The crew doubled over with a litter, and moments later, they had Rayburn on board, frantically fitting him with a drip as the helo lifted off, banking sharply under full power.
‘We’ll have to search every one of those houses down there, and the villagers aren’t going to be pleased to see us, so stay spread out,’ said O’Connor, leading the team down the ridgeline.
They propped on the outskirts of the village, while O’Connor made contact with one of the village elders.
‘Put a sentry up behind that high rock, Chief,’ ordered O’Connor. ‘Two men to search each house, while the rest of us cover them . . . one house at a time.’
‘Got it. Ventura – up behind the rock. Cover the ridge we’ve just left, and the one to the south.’
Stone hut by stone hut they searched, doing their best to be as unintrusive as they could. The old men watched resentfully, the women and children fearfully; but after two hours, there was nothing.
‘Apart from a complete absence of young men, fuck-all,’ Kennedy observed at the end of two hours of fruitless searching. The sun had reache
d its zenith, and the team, O’Connor knew, were close to exhaustion. The mental tiredness associated with close-quarter fighting was often not well understood, especially by the politicians in Washington. O’Connor contemplated his next move. If the Taliban were waiting for them at the next village, another firefight like the one they’d just been through might be asking a bit much, even from these battle-hardened warriors, but the intel operator interrupted his thoughts.

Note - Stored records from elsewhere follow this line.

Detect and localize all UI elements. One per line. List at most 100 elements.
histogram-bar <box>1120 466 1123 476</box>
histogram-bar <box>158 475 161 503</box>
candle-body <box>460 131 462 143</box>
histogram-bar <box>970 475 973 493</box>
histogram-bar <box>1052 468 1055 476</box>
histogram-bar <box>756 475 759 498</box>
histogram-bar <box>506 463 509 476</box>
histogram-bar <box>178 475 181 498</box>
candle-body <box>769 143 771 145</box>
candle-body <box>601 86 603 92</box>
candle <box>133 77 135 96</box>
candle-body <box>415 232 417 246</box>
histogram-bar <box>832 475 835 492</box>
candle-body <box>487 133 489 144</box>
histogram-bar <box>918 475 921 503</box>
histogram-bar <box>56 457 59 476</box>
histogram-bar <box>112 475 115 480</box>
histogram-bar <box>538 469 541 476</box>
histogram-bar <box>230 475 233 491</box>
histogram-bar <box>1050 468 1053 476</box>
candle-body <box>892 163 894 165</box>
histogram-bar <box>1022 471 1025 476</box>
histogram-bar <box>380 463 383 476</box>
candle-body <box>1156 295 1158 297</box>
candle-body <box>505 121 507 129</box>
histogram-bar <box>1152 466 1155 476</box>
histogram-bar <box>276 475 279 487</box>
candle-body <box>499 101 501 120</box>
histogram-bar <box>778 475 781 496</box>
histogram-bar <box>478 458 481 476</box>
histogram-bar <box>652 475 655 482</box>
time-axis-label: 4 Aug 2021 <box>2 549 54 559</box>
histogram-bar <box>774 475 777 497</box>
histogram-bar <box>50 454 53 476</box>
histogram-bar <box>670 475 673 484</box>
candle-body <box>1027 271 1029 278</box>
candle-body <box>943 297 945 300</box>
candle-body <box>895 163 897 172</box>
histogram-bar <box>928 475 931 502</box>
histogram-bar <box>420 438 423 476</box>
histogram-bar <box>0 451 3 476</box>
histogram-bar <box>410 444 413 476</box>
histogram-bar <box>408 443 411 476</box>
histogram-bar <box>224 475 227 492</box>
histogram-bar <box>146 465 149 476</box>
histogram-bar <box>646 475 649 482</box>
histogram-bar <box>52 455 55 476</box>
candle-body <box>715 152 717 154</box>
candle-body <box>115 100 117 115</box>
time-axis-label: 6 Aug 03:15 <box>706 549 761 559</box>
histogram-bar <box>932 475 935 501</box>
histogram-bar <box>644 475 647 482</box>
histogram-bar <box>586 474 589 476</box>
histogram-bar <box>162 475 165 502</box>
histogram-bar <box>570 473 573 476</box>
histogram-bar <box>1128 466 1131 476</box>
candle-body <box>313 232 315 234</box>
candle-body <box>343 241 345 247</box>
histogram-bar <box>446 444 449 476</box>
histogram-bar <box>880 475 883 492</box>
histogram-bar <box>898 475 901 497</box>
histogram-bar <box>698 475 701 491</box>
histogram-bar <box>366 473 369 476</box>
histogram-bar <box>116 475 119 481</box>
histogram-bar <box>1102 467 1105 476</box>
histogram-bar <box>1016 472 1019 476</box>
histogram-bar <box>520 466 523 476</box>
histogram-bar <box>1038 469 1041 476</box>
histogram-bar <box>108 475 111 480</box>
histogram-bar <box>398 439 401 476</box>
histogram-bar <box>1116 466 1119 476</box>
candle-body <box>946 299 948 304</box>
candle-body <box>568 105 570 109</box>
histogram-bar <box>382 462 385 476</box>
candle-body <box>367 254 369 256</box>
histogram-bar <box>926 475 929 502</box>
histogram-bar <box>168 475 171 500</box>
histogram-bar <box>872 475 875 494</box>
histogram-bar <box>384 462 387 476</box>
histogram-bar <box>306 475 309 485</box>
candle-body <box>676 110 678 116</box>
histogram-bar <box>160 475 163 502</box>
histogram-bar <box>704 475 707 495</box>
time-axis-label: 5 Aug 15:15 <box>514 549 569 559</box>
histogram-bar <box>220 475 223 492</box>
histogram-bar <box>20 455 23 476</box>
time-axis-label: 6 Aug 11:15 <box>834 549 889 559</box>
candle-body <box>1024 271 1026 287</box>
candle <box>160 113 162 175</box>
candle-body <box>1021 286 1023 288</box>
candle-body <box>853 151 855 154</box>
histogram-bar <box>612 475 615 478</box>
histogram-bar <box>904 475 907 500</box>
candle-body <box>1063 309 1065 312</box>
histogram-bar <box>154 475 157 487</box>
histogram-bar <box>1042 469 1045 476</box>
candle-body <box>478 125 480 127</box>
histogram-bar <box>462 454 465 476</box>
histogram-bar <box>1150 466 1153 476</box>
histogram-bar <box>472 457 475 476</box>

‘This is just in from JSOC,’ Chico said. ‘They’ve analysed some satellite photos, and there’s an area of recently disturbed soil, not far from Ventura’s sentry position.’
O’Connor scanned the photographs Chico had downloaded from the Joint Special Operations Centre. The disturbed soil was clearly visible. The thermal imaging, or infrared cameras on board the satellite had picked up the different signatures. O’Connor knew well that if earth was recently turned, the looser soil would radiate heat differently from the surrounding undisturbed soil.
‘This operation must have some clout,’ Kennedy observed. ‘It’s not every day they make a satellite available to us mere mortals.’
O’Connor grinned. Gaining support from the Hercules C-130 gunship and the drone still circling above them was hard enough, but with competing requests for surveillance over the spiralling number of trouble spots in Egypt, Libya, Tunisia, Israel, Iran, Iraq, Somalia and Yemen, satellite tasking was at a premium. O’Connor was in no doubt who had ordered the pass. The huge KeyHole spy satellites were the size of an American yellow school bus, and their orbit was measured in kilometres rather than feet – as high as 36 000 kilometres above the earth’s surface and travelling at five kilometres a second. McNamara would have been rebuffed all along the way, and O’Connor could vividly imagine the conversations. McNamara didn’t take no for an answer when his men were up against it in the field, and the final call to the White House would have cleared the obstacles – instantly.
‘You’ve noticed. That request would have gone all the way to the top, Chief. Let’s see what they’re hiding here.’